Yanlışım yoksa ilk defa 20’li yaşların başında elime almış hatta 700 sayfayı aşan kitabın dörtte üçünü okumuş ve bir kenara atmıştım. Sonrasında bir kaç sene evvel bunu yolculukta okuyayım diye elime almıştım ve bu sefer yarısına kadar gelip araya giren şeylerden ötürü devam etmemiştim. Kitaba tutunamamıştım. Biraz ara verdikten sonra tekrar elime alamıyorum. Başlayacak ve ama birkaç gün, ama daha uzun bir sürede de olsa düzenli okuyarak sonunu getireceğim. En sonunda geçtiğimiz günlerde yeniden elime aldım ve son sayfayı gördüm.

Evet, Tutunamayanlar‘dan bahsediyorum. Oğuz Atay‘ın romanı. Başka eserlerinden yıllar evvel “Oyunlarla Yaşayanlar” tiyatro oyununu okuduğumu hatırlıyorum. Oyunu okumayı tiyatro izlemeye yeğliyorum.

Tutunamayanlar gibi yarım bıraktığım bir başka kitap James Joyce’un Ulysess‘i olmuştu. Onu bir daha elime alır mıyım, bilemiyorum. Fazla yabancı gelmişti her şey.

Zaman zaman içimi sıkıntı bastı, zaman zaman kahkaha attım. Bir Selim oldum, bir Turgut, bir Esat derken ilerledim! İlk başlarda acaba yine elimden düşürür müyüm sıkıntısı peşimde idi. Bir kitabı bitirmek için okumam normalde; ama bu romanla olan mücadele bu hissi yaşattı. Araya yıllar girdikten sonra aynı kitabı, aynı romanı yeniden elime alırım ve tekrar okurum. Nasıl olsa yazılmış olanların değil hepsini, onda/yüzde/binde birini bile okuma zamanımız olmayacak. Bir fazla, bir eksik. Romanda ilerledikçe en baştaki sıkıntım yerini “finish”i göreceğim kesinliğine bıraktı; fena halde keyifleniyordum, hatta bitmese demeye başladım.
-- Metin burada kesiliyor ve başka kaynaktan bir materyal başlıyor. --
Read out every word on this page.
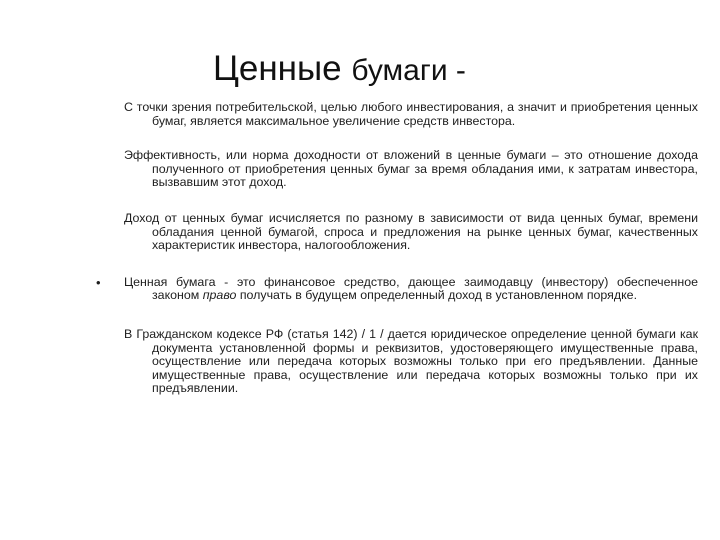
Ценные бумаги -

С точки зрения потребительской, целью любого инвестирования, а значит и приобретения ценных бумаг, является максимальное увеличение средств инвестора.

Эффективность, или норма доходности от вложений в ценные бумаги – это отношение дохода полученного от приобретения ценных бумаг за время обладания ими, к затратам инвестора, вызвавшим этот доход.

Доход от ценных бумаг исчисляется по разному в зависимости от вида ценных бумаг, времени обладания ценной бумагой, спроса и предложения на рынке ценных бумаг, качественных характеристик инвестора, налогообложения.

•	Ценная бумага - это финансовое средство, дающее заимодавцу (инвестору) обеспеченное законом право получать в будущем определенный доход в установленном порядке.

В Гражданском кодексе РФ (статья 142) / 1 / дается юридическое определение ценной бумаги как документа установленной формы и реквизитов, удостоверяющего имущественные права, осуществление или передача которых возможны только при его предъявлении. Данные имущественные права, осуществление или передача которых возможны только при их предъявлении.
Ve bir şeyin eksikliğini bu romanı okurken yine hissettim: Oblomov’u halen okumadım. Sanki Oğuz Atay işaret parmağını sallıyordu: Bak yine okumadan geldin karşıma!

Kimbilir, Oblomov sonrası tekrarlamak lazım. Gonçarov da işaret parmağını sallamıştır belki de, ben görememişimdir.